After years of extensive touring, Porter Robinson decided it was time to take a little break. For months he teased his new album, calling it "his most complete work ever" and "a true representation of what he wanted to produce." Worlds made quite a splash in that regard, receiving universal acclaim and inspiring many producers to follow suit. Not being one to restrain his vision to a single market, Robinson kicked off the Worlds Tour this year featuring state-of-the-art productions at dozens cities in the United States.
Porter Robinson made his way to Orlando, Florida on October 17 to perform at the House of Blues, a venue rich with culture and host to previous artists such as Disclosure, Excision, and DJ Shadow. Organized by Disco Donnie Presents, HTG Events, Live Nation, and Vizion 1, the show featured two openers for Robinson's spectacle: Norwegian electronic band Lemaitre and LA future bass producer Giraffage. Lemaitre played many tracks from their recent Singularity album with live vocals, guitar, bass, and drums. Giraffage followed by balancing his downtempo originals with banging trap and g-house flavor. Both artists employed psychedelic visuals and set the tone for a fantastic night.
Porter Robinson kicked off his set by opening with a reprise of the first single from Worlds, "Sea of Voices", and segueing into his hit single "Sad Machine." The massive scale of the production came to light during his intro, with a massive LED screen and two side LED screens dominating the stage with anime-inspired imagery. During the climax of "Sad Machine", air cannons shot out massive streams of air while confetti filled the venue with all colors of the spectrum.
The tour highlighted most of the tracks from Worlds, including "Flicker", "Divinity", "Sea of Voices", and more. One of the biggest highlights of the show was in the way that Robinson reworked his classic and noticeably higher energy tracks to fit the atmosphere of the show. "Spitfire", "The Seconds", and "Say My Name" all received updates that gave the tracks fresh perspectives. The only exception was seen with the show's closing song, a faithful rendition of the seminal "Language."
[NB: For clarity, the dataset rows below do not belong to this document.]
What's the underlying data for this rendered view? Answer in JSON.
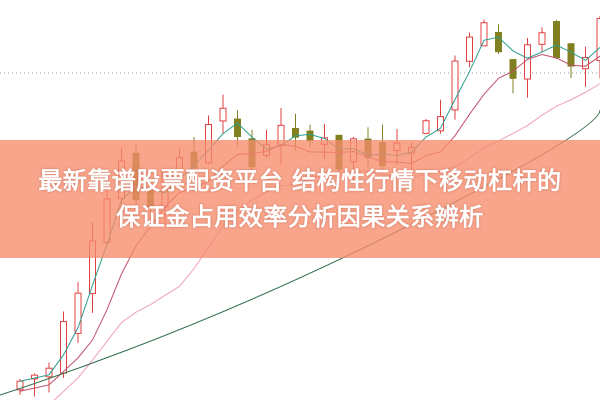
{
  "article": {
    "title_line1": "最新靠谱股票配资平台 结构性行情下移动杠杆的",
    "title_line2": "保证金占用效率分析因果关系辨析"
  },
  "colors": {
    "banner": "#f68c6c",
    "candle_up": "#e04040",
    "candle_down": "#808020",
    "ma_short": "#2a9d8f",
    "ma_mid": "#c0506a",
    "ma_long": "#2f6e4a",
    "ma_pink": "#f0a0c0"
  }
}
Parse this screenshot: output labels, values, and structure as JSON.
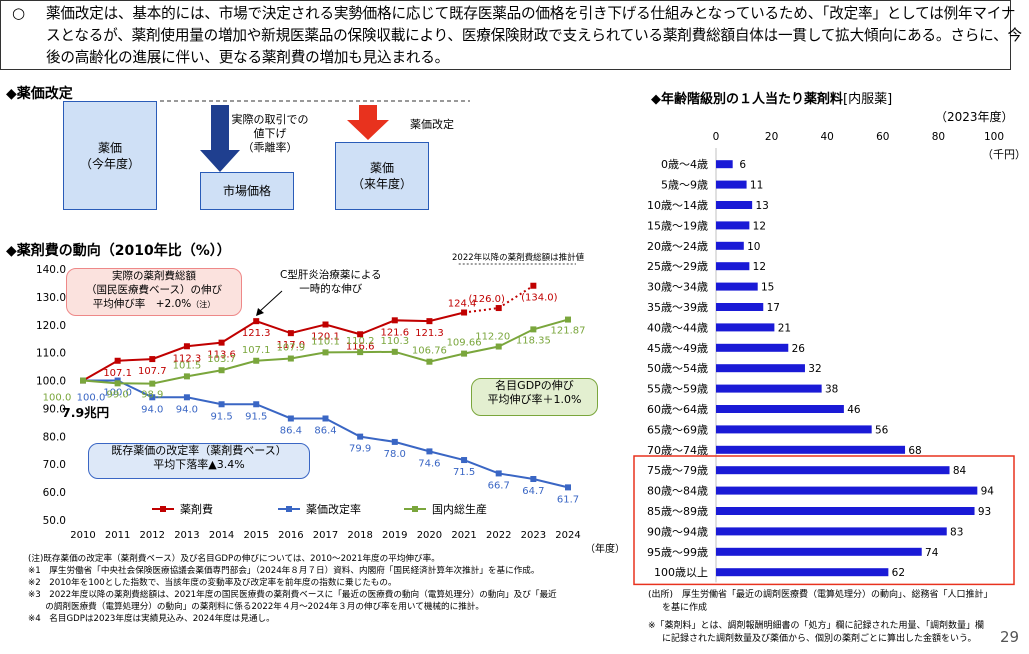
{
  "intro": {
    "bullet": "○",
    "text": "薬価改定は、基本的には、市場で決定される実勢価格に応じて既存医薬品の価格を引き下げる仕組みとなっているため、「改定率」としては例年マイナスとなるが、薬剤使用量の増加や新規医薬品の保険収載により、医療保険財政で支えられている薬剤費総額自体は一貫して拡大傾向にある。さらに、今後の高齢化の進展に伴い、更なる薬剤費の増加も見込まれる。"
  },
  "revision": {
    "section_title": "◆薬価改定",
    "box_current": [
      "薬価",
      "（今年度）"
    ],
    "arrow_text": [
      "実際の取引での",
      "値下げ",
      "（乖離率）"
    ],
    "box_market": "市場価格",
    "revision_label": "薬価改定",
    "box_next": [
      "薬価",
      "（来年度）"
    ],
    "colors": {
      "box_fill": "#cfe0f6",
      "down_arrow": "#1f3f8f",
      "red_arrow": "#e8321e"
    }
  },
  "trend": {
    "section_title": "◆薬剤費の動向（2010年比（%））",
    "estimate_note": "2022年以降の薬剤費総額は推計値",
    "callout_actual": [
      "実際の薬剤費総額",
      "（国民医療費ベース）の伸び",
      "平均伸び率　+2.0%"
    ],
    "callout_actual_note": "（注）",
    "hep_c_note": [
      "C型肝炎治療薬による",
      "一時的な伸び"
    ],
    "gdp_callout": [
      "名目GDPの伸び",
      "平均伸び率＋1.0%"
    ],
    "revision_callout": [
      "既存薬価の改定率（薬剤費ベース）",
      "平均下落率▲3.4%"
    ],
    "base_amount": "7.9兆円",
    "year_unit": "（年度）",
    "legend": [
      "薬剤費",
      "薬価改定率",
      "国内総生産"
    ]
  },
  "chart_data": [
    {
      "type": "line",
      "x": [
        2010,
        2011,
        2012,
        2013,
        2014,
        2015,
        2016,
        2017,
        2018,
        2019,
        2020,
        2021,
        2022,
        2023,
        2024
      ],
      "x_ticks": [
        "2010",
        "2011",
        "2012",
        "2013",
        "2014",
        "2015",
        "2016",
        "2017",
        "2018",
        "2019",
        "2020",
        "2021",
        "2022",
        "2023",
        "2024"
      ],
      "ylim": [
        50,
        140
      ],
      "y_ticks": [
        "140.0",
        "130.0",
        "120.0",
        "110.0",
        "100.0",
        "90.0",
        "80.0",
        "70.0",
        "60.0",
        "50.0"
      ],
      "series": [
        {
          "name": "薬剤費",
          "color": "#c00000",
          "values": [
            100.0,
            107.1,
            107.7,
            112.3,
            113.6,
            121.3,
            117.0,
            120.1,
            116.6,
            121.6,
            121.3,
            124.4,
            126.0,
            134.0,
            null
          ],
          "labels": [
            "",
            "107.1",
            "107.7",
            "112.3",
            "113.6",
            "121.3",
            "117.0",
            "120.1",
            "116.6",
            "121.6",
            "121.3",
            "124.4",
            "(126.0)",
            "(134.0)",
            ""
          ],
          "estimated_from": 2021
        },
        {
          "name": "薬価改定率",
          "color": "#3a66c4",
          "values": [
            100.0,
            100.0,
            94.0,
            94.0,
            91.5,
            91.5,
            86.4,
            86.4,
            79.9,
            78.0,
            74.6,
            71.5,
            66.7,
            64.7,
            61.7
          ],
          "labels": [
            "100.0",
            "100.0",
            "94.0",
            "94.0",
            "91.5",
            "91.5",
            "86.4",
            "86.4",
            "79.9",
            "78.0",
            "74.6",
            "71.5",
            "66.7",
            "64.7",
            "61.7"
          ]
        },
        {
          "name": "国内総生産",
          "color": "#7aa63c",
          "values": [
            100.0,
            99.0,
            98.9,
            101.5,
            103.7,
            107.1,
            107.9,
            110.1,
            110.2,
            110.3,
            106.76,
            109.66,
            112.2,
            118.35,
            121.87
          ],
          "labels": [
            "100.0",
            "99.0",
            "98.9",
            "101.5",
            "103.7",
            "107.1",
            "107.9",
            "110.1",
            "110.2",
            "110.3",
            "106.76",
            "109.66",
            "112.20",
            "118.35",
            "121.87"
          ]
        }
      ]
    },
    {
      "type": "bar",
      "title": "◆年齢階級別の１人当たり薬剤料",
      "title_suffix": "[内服薬]",
      "subtitle": "（2023年度）",
      "unit": "（千円）",
      "xlim": [
        0,
        100
      ],
      "x_ticks": [
        "0",
        "20",
        "40",
        "60",
        "80",
        "100"
      ],
      "categories": [
        "0歳～4歳",
        "5歳～9歳",
        "10歳～14歳",
        "15歳～19歳",
        "20歳～24歳",
        "25歳～29歳",
        "30歳～34歳",
        "35歳～39歳",
        "40歳～44歳",
        "45歳～49歳",
        "50歳～54歳",
        "55歳～59歳",
        "60歳～64歳",
        "65歳～69歳",
        "70歳～74歳",
        "75歳～79歳",
        "80歳～84歳",
        "85歳～89歳",
        "90歳～94歳",
        "95歳～99歳",
        "100歳以上"
      ],
      "values": [
        6,
        11,
        13,
        12,
        10,
        12,
        15,
        17,
        21,
        26,
        32,
        38,
        46,
        56,
        68,
        84,
        94,
        93,
        83,
        74,
        62
      ],
      "color": "#1a1ad6",
      "highlight_from_index": 15,
      "highlight_color": "#e8321e"
    }
  ],
  "footnotes": [
    "(注)既存薬価の改定率（薬剤費ベース）及び名目GDPの伸びについては、2010～2021年度の平均伸び率。",
    "※1　厚生労働省「中央社会保険医療協議会薬価専門部会」（2024年８月７日）資料、内閣府「国民経済計算年次推計」を基に作成。",
    "※2　2010年を100とした指数で、当該年度の変動率及び改定率を前年度の指数に乗じたもの。",
    "※3　2022年度以降の薬剤費総額は、2021年度の国民医療費の薬剤費ベースに「最近の医療費の動向（電算処理分）の動向」及び「最近",
    "　　の調剤医療費（電算処理分）の動向」の薬剤料に係る2022年４月～2024年３月の伸び率を用いて機械的に推計。",
    "※4　名目GDPは2023年度は実績見込み、2024年度は見通し。"
  ],
  "source": [
    "(出所)　厚生労働省「最近の調剤医療費（電算処理分）の動向」、総務省「人口推計」",
    "を基に作成"
  ],
  "note_right": [
    "※「薬剤料」とは、調剤報酬明細書の「処方」欄に記録された用量、「調剤数量」欄",
    "に記録された調剤数量及び薬価から、個別の薬剤ごとに算出した金額をいう。"
  ],
  "page_number": "29"
}
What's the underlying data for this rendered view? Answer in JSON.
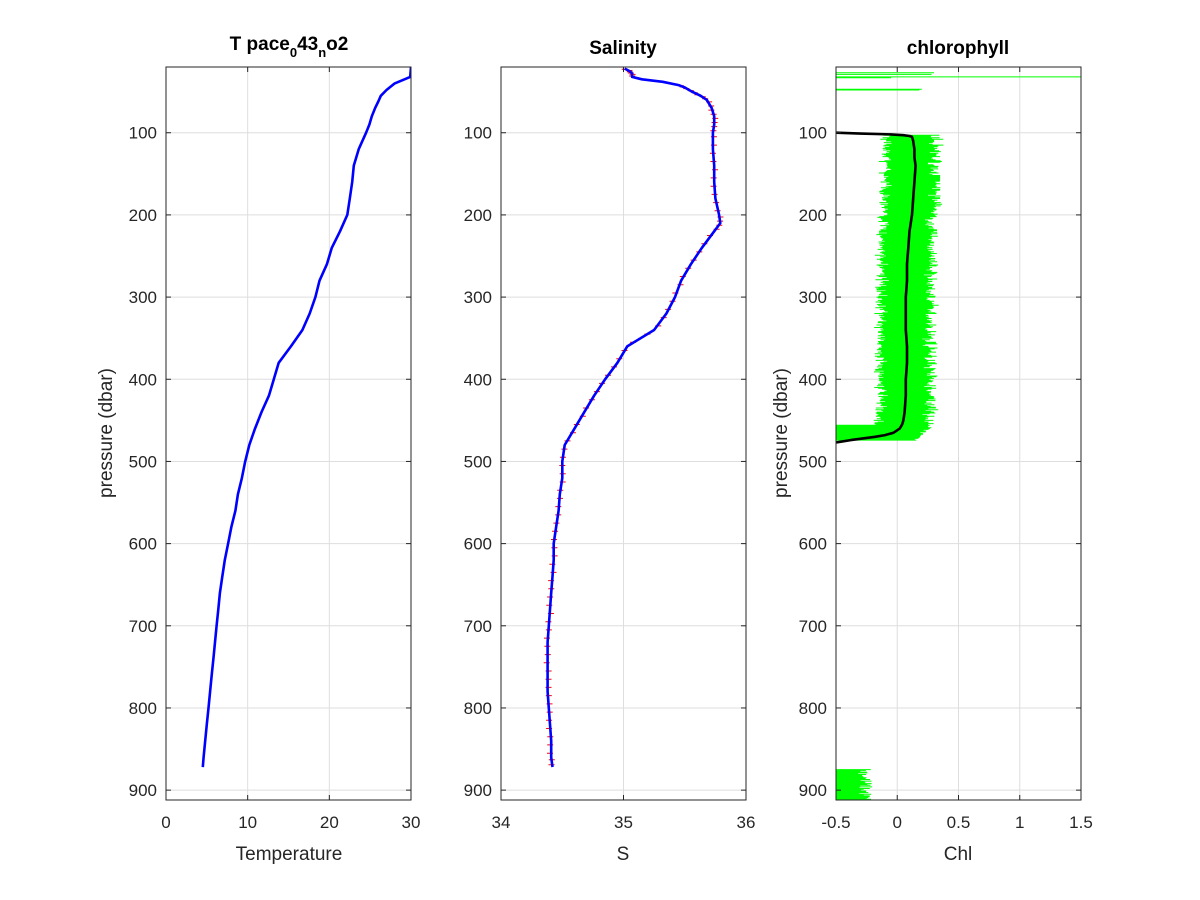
{
  "chart_data": [
    {
      "type": "line",
      "title": {
        "main": "T pace",
        "sub1": "0",
        "mid": "43",
        "sub2": "n",
        "end": "o2"
      },
      "xlabel": "Temperature",
      "ylabel": "pressure (dbar)",
      "xlim": [
        0,
        30
      ],
      "ylim": [
        20,
        912
      ],
      "y_reversed": true,
      "x_ticks": [
        "0",
        "10",
        "20",
        "30"
      ],
      "y_ticks": [
        "100",
        "200",
        "300",
        "400",
        "500",
        "600",
        "700",
        "800",
        "900"
      ],
      "grid": true,
      "series": [
        {
          "color": "#0000ff",
          "y": [
            20,
            32,
            40,
            48,
            55,
            62,
            70,
            80,
            90,
            100,
            120,
            140,
            160,
            180,
            200,
            220,
            240,
            260,
            280,
            300,
            320,
            340,
            360,
            380,
            400,
            420,
            440,
            460,
            480,
            500,
            520,
            540,
            560,
            580,
            600,
            620,
            640,
            660,
            680,
            700,
            720,
            740,
            760,
            780,
            800,
            820,
            840,
            860,
            872
          ],
          "x": [
            30.0,
            29.9,
            28.0,
            27.0,
            26.3,
            26.0,
            25.6,
            25.2,
            24.9,
            24.5,
            23.6,
            23.0,
            22.8,
            22.5,
            22.2,
            21.3,
            20.3,
            19.7,
            18.8,
            18.3,
            17.6,
            16.7,
            15.3,
            13.8,
            13.2,
            12.6,
            11.7,
            10.9,
            10.2,
            9.7,
            9.3,
            8.8,
            8.5,
            8.0,
            7.6,
            7.2,
            6.9,
            6.6,
            6.4,
            6.2,
            6.0,
            5.8,
            5.6,
            5.4,
            5.2,
            5.0,
            4.8,
            4.6,
            4.5
          ]
        }
      ]
    },
    {
      "type": "line",
      "title": "Salinity",
      "xlabel": "S",
      "xlim": [
        34,
        36
      ],
      "ylim": [
        20,
        912
      ],
      "y_reversed": true,
      "x_ticks": [
        "34",
        "35",
        "36"
      ],
      "y_ticks": [
        "100",
        "200",
        "300",
        "400",
        "500",
        "600",
        "700",
        "800",
        "900"
      ],
      "grid": true,
      "series": [
        {
          "color": "#0000ff",
          "y": [
            22,
            25,
            28,
            32,
            35,
            38,
            42,
            45,
            50,
            55,
            60,
            70,
            80,
            90,
            100,
            120,
            140,
            160,
            180,
            200,
            210,
            220,
            240,
            260,
            280,
            300,
            320,
            340,
            360,
            380,
            400,
            420,
            440,
            460,
            480,
            500,
            520,
            540,
            560,
            580,
            600,
            620,
            640,
            660,
            680,
            700,
            720,
            740,
            760,
            780,
            800,
            820,
            840,
            860,
            872
          ],
          "x": [
            35.01,
            35.05,
            35.07,
            35.07,
            35.15,
            35.32,
            35.45,
            35.5,
            35.56,
            35.63,
            35.68,
            35.72,
            35.74,
            35.74,
            35.73,
            35.73,
            35.74,
            35.74,
            35.75,
            35.78,
            35.79,
            35.74,
            35.64,
            35.55,
            35.47,
            35.42,
            35.35,
            35.25,
            35.03,
            34.95,
            34.85,
            34.76,
            34.68,
            34.6,
            34.52,
            34.5,
            34.5,
            34.48,
            34.47,
            34.45,
            34.43,
            34.43,
            34.42,
            34.41,
            34.4,
            34.39,
            34.38,
            34.38,
            34.38,
            34.38,
            34.39,
            34.4,
            34.41,
            34.41,
            34.42
          ]
        }
      ]
    },
    {
      "type": "line",
      "title": "chlorophyll",
      "xlabel": "Chl",
      "ylabel": "pressure (dbar)",
      "xlim": [
        -0.5,
        1.5
      ],
      "ylim": [
        20,
        912
      ],
      "y_reversed": true,
      "x_ticks": [
        "-0.5",
        "0",
        "0.5",
        "1",
        "1.5"
      ],
      "y_ticks": [
        "100",
        "200",
        "300",
        "400",
        "500",
        "600",
        "700",
        "800",
        "900"
      ],
      "grid": true,
      "series": [
        {
          "color": "#000000",
          "y": [
            100,
            101,
            102,
            103,
            104,
            105,
            110,
            120,
            130,
            140,
            160,
            180,
            200,
            220,
            240,
            260,
            280,
            300,
            320,
            340,
            360,
            380,
            400,
            420,
            440,
            450,
            455,
            460,
            465,
            468,
            470,
            472,
            474,
            476,
            477
          ],
          "x": [
            -0.5,
            -0.3,
            -0.05,
            0.05,
            0.1,
            0.12,
            0.13,
            0.14,
            0.14,
            0.15,
            0.14,
            0.13,
            0.12,
            0.1,
            0.09,
            0.08,
            0.08,
            0.07,
            0.07,
            0.07,
            0.08,
            0.08,
            0.07,
            0.07,
            0.06,
            0.05,
            0.04,
            0.02,
            -0.03,
            -0.1,
            -0.18,
            -0.28,
            -0.38,
            -0.46,
            -0.5
          ]
        }
      ]
    }
  ]
}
The tour's fusion of elaborate production and live elements gave the performance more character than many run-of-the-mill DJ sets today. The LED screens displayed visuals calling back to Robinson's love of video games and anime, with references to Pokemon, fighting game BlazBlue, and The Legend of Zelda. Robinson also sang, played keys, and mixed live, reinforcing his new direction as an indie-electronic architect.
Porter Robinson's Worlds Tour ultimately lived up to its expectations, and new takes on his material elevated the show to esteemed heights. Hosting the show at the House of Blues was a genius decision, as it gave credence to Robinson's evolution as a producer and arranger. While the North Carolina producer once made high-energy anthems, this tour solidifies his expansion as an artist, and we can't wait to see what's next.